Worse, if IMF estimates are to be believed, Filipinos’ income is unlikely to catch up with that of the Vietnamese in the next 5 years. By 2025, Manila’s $4,805.84 per head is seen lagging behind Hanoi’s $5,211.90. This, in turn, may reflect serious consequences on poverty levels, which government had said may rise because of the crisis.
For analysts, it all boils down to how effective the pandemic response is. “Vietnam responded very well to the pandemic and was able to keep growing even if at a slower rate. In contrast, the Duterte administration’s poor and still tepid response has caused the worst economic collapse in the country's history,” said Sonny Africa, executive director at IBON Foundation, a think tank.
Acting Socioeconomic Planning Secretary Karl Kendrick Chua did not respond to request for comment.
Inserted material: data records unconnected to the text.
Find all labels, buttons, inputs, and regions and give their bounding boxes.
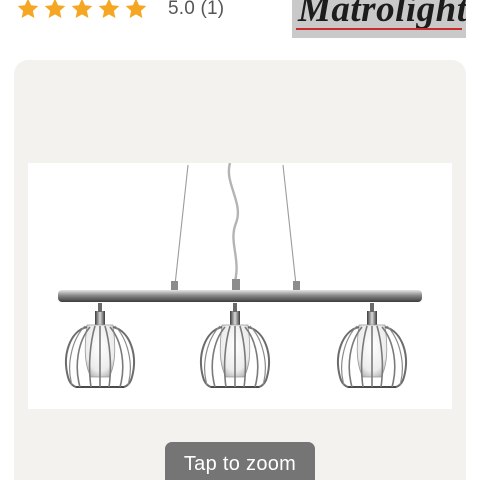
pendant-lamp-photo (58, 163, 422, 388)
product-rating[interactable]: 5.0 (1) (16, 0, 224, 24)
star-icon (43, 0, 67, 21)
star-icon (97, 0, 121, 21)
tap-to-zoom-button[interactable]: Tap to zoom (165, 442, 315, 480)
product-gallery[interactable]: Tap to zoom (14, 60, 466, 480)
star-rating (16, 0, 148, 21)
rating-score[interactable]: 5.0 (1) (168, 0, 224, 20)
brand-logo[interactable]: Matrolight (292, 0, 466, 38)
brand-name: Matrolight (298, 0, 466, 30)
product-image[interactable] (28, 163, 452, 409)
star-icon (124, 0, 148, 21)
brand-underline (296, 28, 462, 30)
star-icon (16, 0, 40, 21)
star-icon (70, 0, 94, 21)
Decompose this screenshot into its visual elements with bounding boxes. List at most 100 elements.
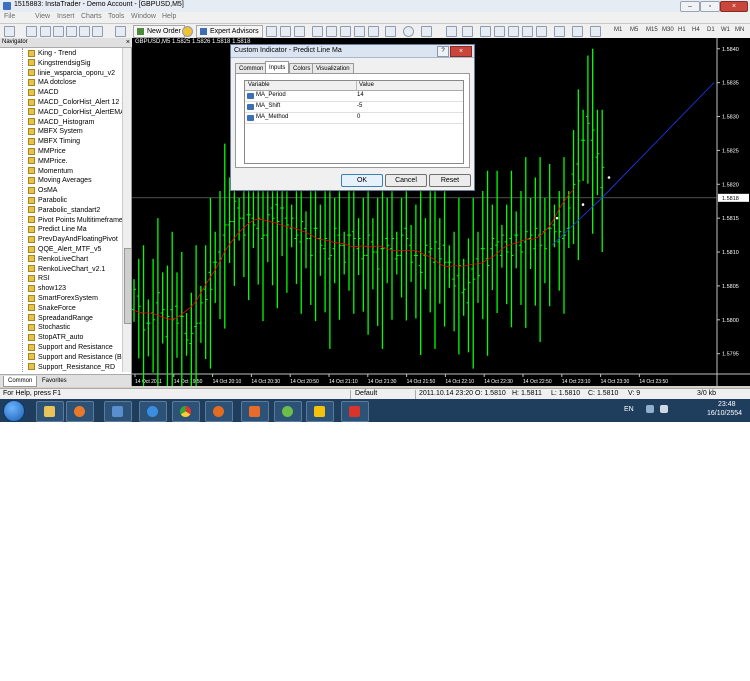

Africa said Vietnam surpassing the Philippines should not be at all surprising since the country has been at the “cusp” of doing so for years now. What it apparently took to finally close the gap— and even go higher— was the diverging fates of the two economies this year.
As per IMF forecasts, Philippine economy is seen shrinking 8.6% year-on-year in 2020, the fastest since democracy was restored in 1986. In contrast, Vietnam is forecast to grow 1.6% annually.
Ruben Carlo Asuncion, chief economist at UnionBank of the Philippines, said faster virus containment all made the difference for Vietnam, which recently announced arresting a second wave of coronavirus infections and lifting a three-week lockdown last week.
“Even before COVID-19, Vietnam, I believe, has been on a higher growth trajectory than the Philippines, and it cannot be denied that Vietnam has done a better job so far in containing the coronavirus compared to the Philippines,” he said in a text message.
Beyond public health, Calixto Chikiamco, president of Foundation for Economic Freedom, a group of former finance secretaries, the Philippines was left behind by its slow-moving reforms such as opening up the economy to more foreign investments.
“Vietnam has more capable institutions, has been very aggressive in liberalizing rules for foreign investment, and has adopted the correct strategy of focusing on improving agricultural productivity, light manufacturing growth and exports,” he said in a text message.
“Their exports are 100% of GDP while ours is only about a third. Cheap food enables them to give reasonable wages with high purchasing power, powering growth in their manufacturing sector,” Chikiamco added.